LastPass has good security, but since they're reporting a breach on their hashes and salts, but not on the encrypted data, it's time to change your master password (but not panic) and if you re-used your master password elsewhere, change those too (and stop reusing your passwords!). It's good hygiene, not a security emergency.

Depending on how many iterations you have set on your master password hash, you might want to do it sooner or later, but regardless you probably have some time. LastPass is currently recommending up to 20,000 hash iterations - you probably want to pick a number in that range, and not one that's easy to guess (h/t GRC for that last one). Their server will additionally hash the data 100,000 more times, so you don't need to do it all locally - and the more you require the slower your vault will open.

One thing to be aware of, though, is that (by default) LastPass will allow you to one-click revert your master password to the last one. This defeats the purpose of good opsec hygiene, so go ahead and turn that setting off. You need to go into your vault, click on Settings on the left, and then _all the way down at the bottom of the screen_ (I have a large vertical screen and the dialog box stretches to fill), you'll find 'Advanced Settings'. It's a checkbox in there:

lastpass-change-password-revert

Obviously, if you then forget your master password you're hosed, so guard it jealously.

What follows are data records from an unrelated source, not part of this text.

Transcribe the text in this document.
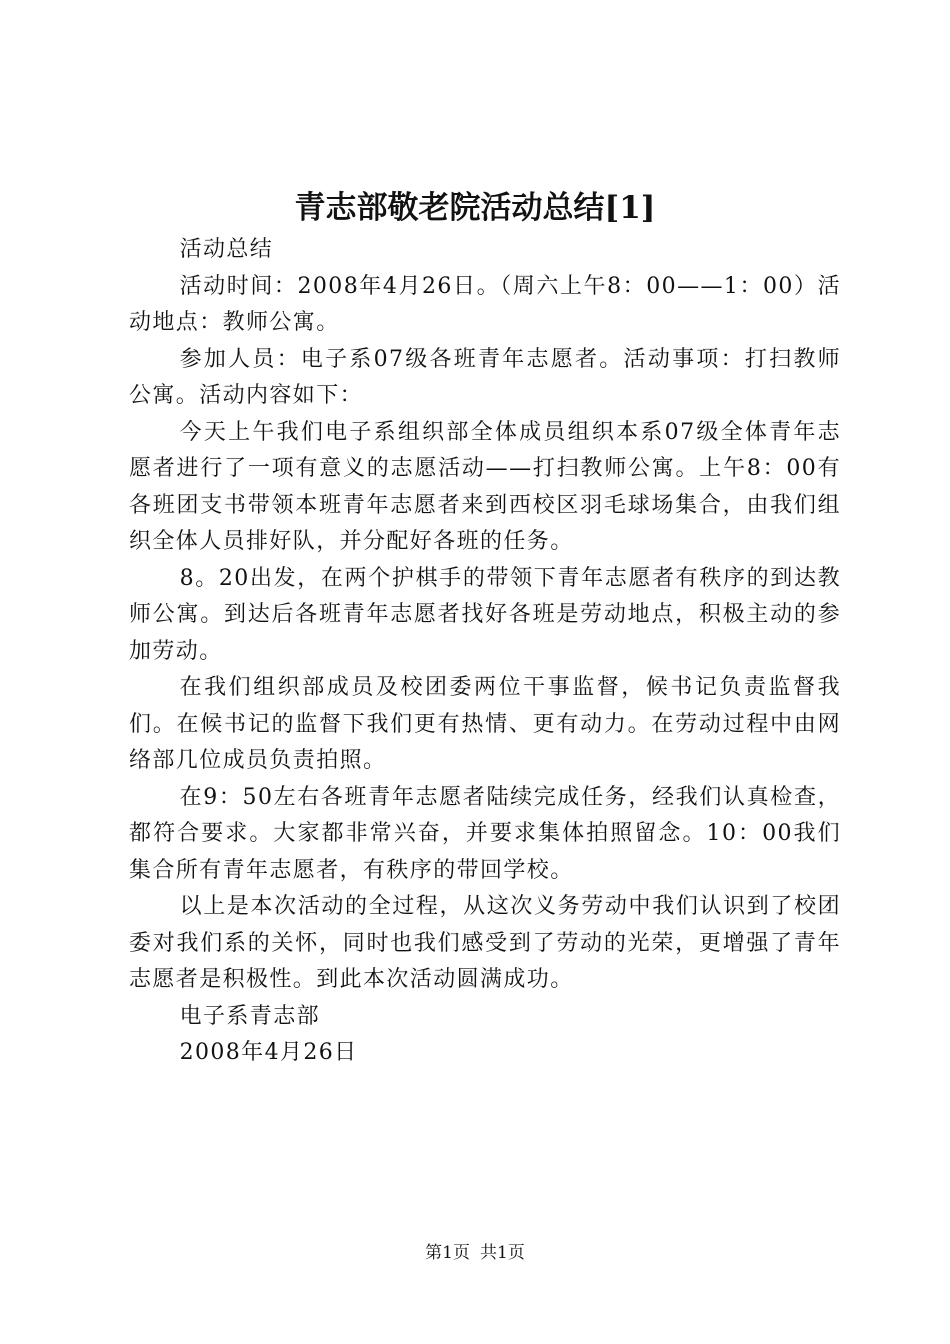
青志部敬老院活动总结[1]

活动总结

活动时间：2008年4月26日。（周六上午8：00——1：00）活动地点：教师公寓。

参加人员：电子系07级各班青年志愿者。活动事项：打扫教师公寓。活动内容如下：

今天上午我们电子系组织部全体成员组织本系07级全体青年志愿者进行了一项有意义的志愿活动——打扫教师公寓。上午8：00有各班团支书带领本班青年志愿者来到西校区羽毛球场集合，由我们组织全体人员排好队，并分配好各班的任务。

8。20出发，在两个护棋手的带领下青年志愿者有秩序的到达教师公寓。到达后各班青年志愿者找好各班是劳动地点，积极主动的参加劳动。

在我们组织部成员及校团委两位干事监督，候书记负责监督我们。在候书记的监督下我们更有热情、更有动力。在劳动过程中由网络部几位成员负责拍照。

在9：50左右各班青年志愿者陆续完成任务，经我们认真检查，都符合要求。大家都非常兴奋，并要求集体拍照留念。10：00我们集合所有青年志愿者，有秩序的带回学校。

以上是本次活动的全过程，从这次义务劳动中我们认识到了校团委对我们系的关怀，同时也我们感受到了劳动的光荣，更增强了青年志愿者是积极性。到此本次活动圆满成功。

电子系青志部

2008年4月26日

第1页 共1页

Since I'm writing this, I'll make a note of a conversation I had with LastPass a couple months ago. Noting that there are many CA's out there that are not trustworthy, I was concerned that LastPass uses standard PKI TLS to protect the network traffic. I wanted to be sure I was logging into LastPass.com, not an imposter, and any bad CA in the middle could arrange for a subterfuge (I'd certainly be working on that attack if I were an empowered bad-guy). The workaround for this is certificate pinning, which makes a browser compile in a list of key fingerprints for the correct cert. This ensures that such browsers will only accept a TLS connection to the "real" LastPass.com, assuming they can hold onto their certificate. It's not perfect, but it's much, much better than not having it.

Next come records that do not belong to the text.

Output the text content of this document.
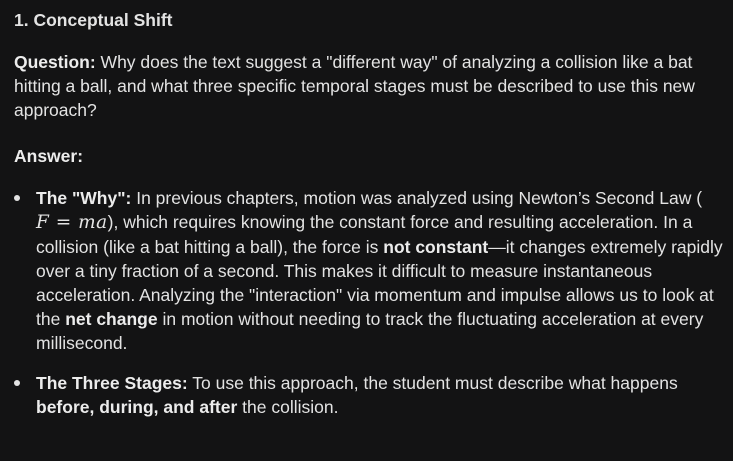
1. Conceptual Shift

Question: Why does the text suggest a "different way" of analyzing a collision like a bat hitting a ball, and what three specific temporal stages must be described to use this new approach?

Answer:

The "Why": In previous chapters, motion was analyzed using Newton’s Second Law (
F = ma), which requires knowing the constant force and resulting acceleration. In a collision (like a bat hitting a ball), the force is not constant—it changes extremely rapidly over a tiny fraction of a second. This makes it difficult to measure instantaneous acceleration. Analyzing the "interaction" via momentum and impulse allows us to look at the net change in motion without needing to track the fluctuating acceleration at every millisecond.
The Three Stages: To use this approach, the student must describe what happens
before, during, and after the collision.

I was told that they are pinned in Chrom[ium,e], but when I asked about Firefox, they said they couldn't comment on that and would raise an internal ticket, and that's all they could tell me. I found this to be rather disappointing. However, I later learned (separate from LastPass corporate) that Mozilla is importing the Chrome certificate pinning list, at least as of Firefox 38, so if you're using a current Google or Mozilla browser you should be OK to log into LastPass.com. Assuming the invaders didn't get their x.509 RSA key during this recent incursion.